Dès la fin du XIXe siècle, les prospections minières révèlent la présence de nombreux minerais dans le sous-sol calédonien, dont le nickel, découvert en 1864 par l’ingénieur Jules Garnier. Fondée en mai 1880, la Société Le Nickel, qui existe encore de nos jours, impose un quasi-monopole en Nouvelle-Calédonie. Des travailleurs originaires de divers pays du Pacifique sont recrutés en vue d’exploiter les mines.
Le régime de l’indigénat, ensemble de règles spécifiques s’appliquant aux populations mélanésiennes, est mis en place en 1887. Il régit la gestion des tribus et réprime des infractions spécifiques aux Kanak : leurs déplacements sont contrôlés et ils ne peuvent entrer dans Nouméa sans autorisation. Les chefs reconnus par l’autorité coloniale se superposent aux chefs coutumiers traditionnels.
La Seconde Guerre mondiale, la défaite de la France et l’armistice de juin 1940 posent aux habitants de Nouvelle-Calédonie la question de leur positionnement vis-à-vis de Vichy. Le 19 septembre 1940, l’archipel se rallie à la France libre du général de Gaulle.
Suite à l’attaque de Pearl Harbor le 7 décembre 1941 par les Japonais, une importante flotte de navires de guerre américains, avec à son bord 18 000 soldats, entre en rade de Nouméa le 12 mars 1942. La Nouvelle-Calédonie devient le centre du commandement interallié dans le Pacifique et une de ses principales bases arrière. Entre 1942 et 1946, plus d’un million d’Américains séjournent dans la colonie.

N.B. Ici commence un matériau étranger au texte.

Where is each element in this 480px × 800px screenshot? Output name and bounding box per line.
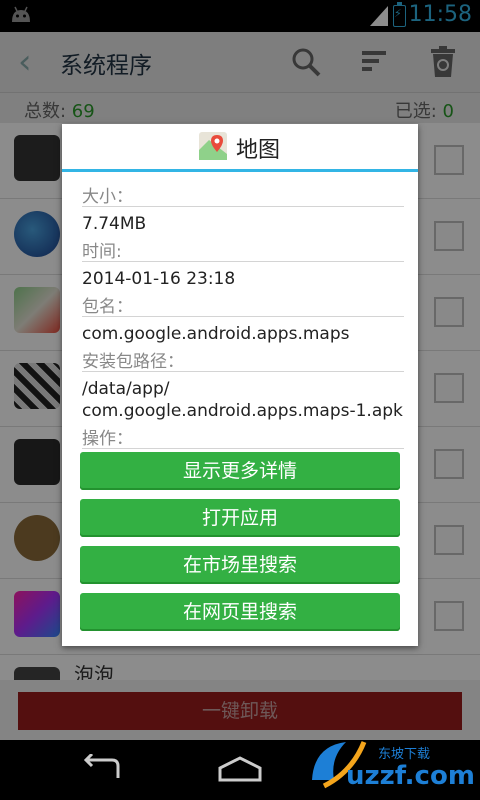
open-app-button[interactable]: 打开应用 xyxy=(80,499,400,537)
time-value: 2014-01-16 23:18 xyxy=(82,269,236,289)
size-label: 大小： xyxy=(82,182,404,207)
search-market-button[interactable]: 在市场里搜索 xyxy=(80,546,400,584)
dialog-title: 地图 xyxy=(236,138,281,163)
app-detail-dialog: 地图 大小： 7.74MB 时间: 2014-01-16 23:18 包名： c… xyxy=(62,124,418,646)
path-label: 安装包路径： xyxy=(82,347,404,372)
site-watermark-logo: 东坡下载 uzzf.com xyxy=(312,741,474,791)
size-section: 大小： 7.74MB xyxy=(82,182,404,235)
path-section: 安装包路径： /data/app/ com.google.android.app… xyxy=(82,347,404,422)
path-value: /data/app/ com.google.android.apps.maps-… xyxy=(82,379,403,421)
back-nav-icon[interactable] xyxy=(78,754,124,784)
action-label: 操作： xyxy=(82,424,404,449)
watermark-subtext: 东坡下载 xyxy=(378,747,430,762)
package-value: com.google.android.apps.maps xyxy=(82,324,350,344)
maps-icon xyxy=(199,132,227,160)
package-section: 包名： com.google.android.apps.maps xyxy=(82,292,404,345)
package-label: 包名： xyxy=(82,292,404,317)
dialog-header: 地图 xyxy=(62,124,418,172)
show-more-details-button[interactable]: 显示更多详情 xyxy=(80,452,400,490)
time-label: 时间: xyxy=(82,237,404,262)
watermark-text: uzzf.com xyxy=(346,761,474,791)
time-section: 时间: 2014-01-16 23:18 xyxy=(82,237,404,290)
action-section: 操作： xyxy=(82,424,404,449)
home-nav-icon[interactable] xyxy=(216,754,264,784)
search-web-button[interactable]: 在网页里搜索 xyxy=(80,593,400,631)
size-value: 7.74MB xyxy=(82,214,147,234)
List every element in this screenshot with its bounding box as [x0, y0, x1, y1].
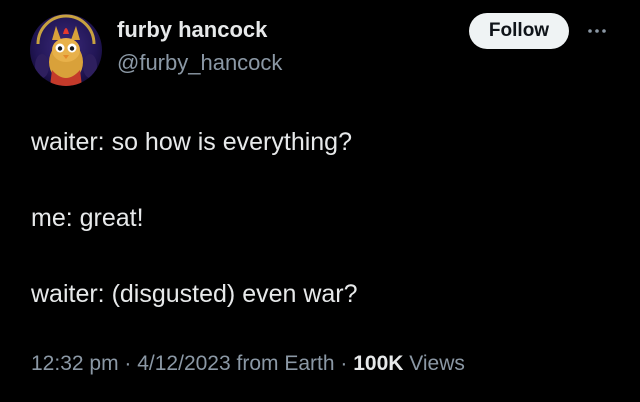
- tweet-date[interactable]: 4/12/2023: [137, 352, 230, 375]
- tweet-source: from Earth: [230, 352, 335, 375]
- follow-button[interactable]: Follow: [469, 13, 569, 49]
- tweet-text-line: waiter: (disgusted) even war?: [31, 280, 358, 308]
- meta-separator: ·: [334, 352, 354, 375]
- author-name[interactable]: furby hancock: [117, 17, 267, 43]
- author-handle[interactable]: @furby_hancock: [117, 50, 282, 76]
- tweet-meta: 12:32 pm · 4/12/2023 from Earth · 100K V…: [31, 352, 465, 376]
- tweet-text-line: me: great!: [31, 204, 144, 232]
- more-options-icon[interactable]: [584, 22, 610, 40]
- tweet-text-line: waiter: so how is everything?: [31, 128, 352, 156]
- views-count[interactable]: 100K: [353, 352, 403, 375]
- meta-separator: ·: [118, 352, 138, 375]
- tweet-card: furby hancock @furby_hancock Follow wait…: [0, 0, 640, 402]
- views-label: Views: [403, 352, 465, 375]
- furby-avatar-icon[interactable]: [30, 14, 102, 86]
- tweet-time[interactable]: 12:32 pm: [31, 352, 119, 375]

La Nouvelle-Calédonie devient un territoire d’outre-mer (TOM). Ses habitants sont désormais représentés par un député et par un conseiller de la République, qui siège au Sénat. Le régime de l’indigénat est aboli et les Kanak deviennent des citoyens français : ils peuvent circuler librement, choisir leur employeur, résider où bon leur semble. La Constitution de 1946 leur reconnaît aussi un statut de « droit particulier » qui leur permet de conserver la coutume pour tout ce qui concerne l’état civil, le mariage, l’adoption, la propriété et la succession.
À la fin des années 1960, la Nouvelle-Calédonie connaît grâce au nickel une phase de prospérité économique. Des chantiers de prospection, des routes d’exploitation et de transport du minerai s’ouvrent aux quatre coins de la Grande Terre. Le déficit de main-d’œuvre se traduit par une très forte immigration océanienne, principalement originaire de Wallis-et-Futuna, et de métropole. Au recensement de 1969, la population mélanésienne devient pour la première fois minoritaire dans l’archipel. Avec la chute des cours, le boom du nickel s’interrompt en 1971 et 1972.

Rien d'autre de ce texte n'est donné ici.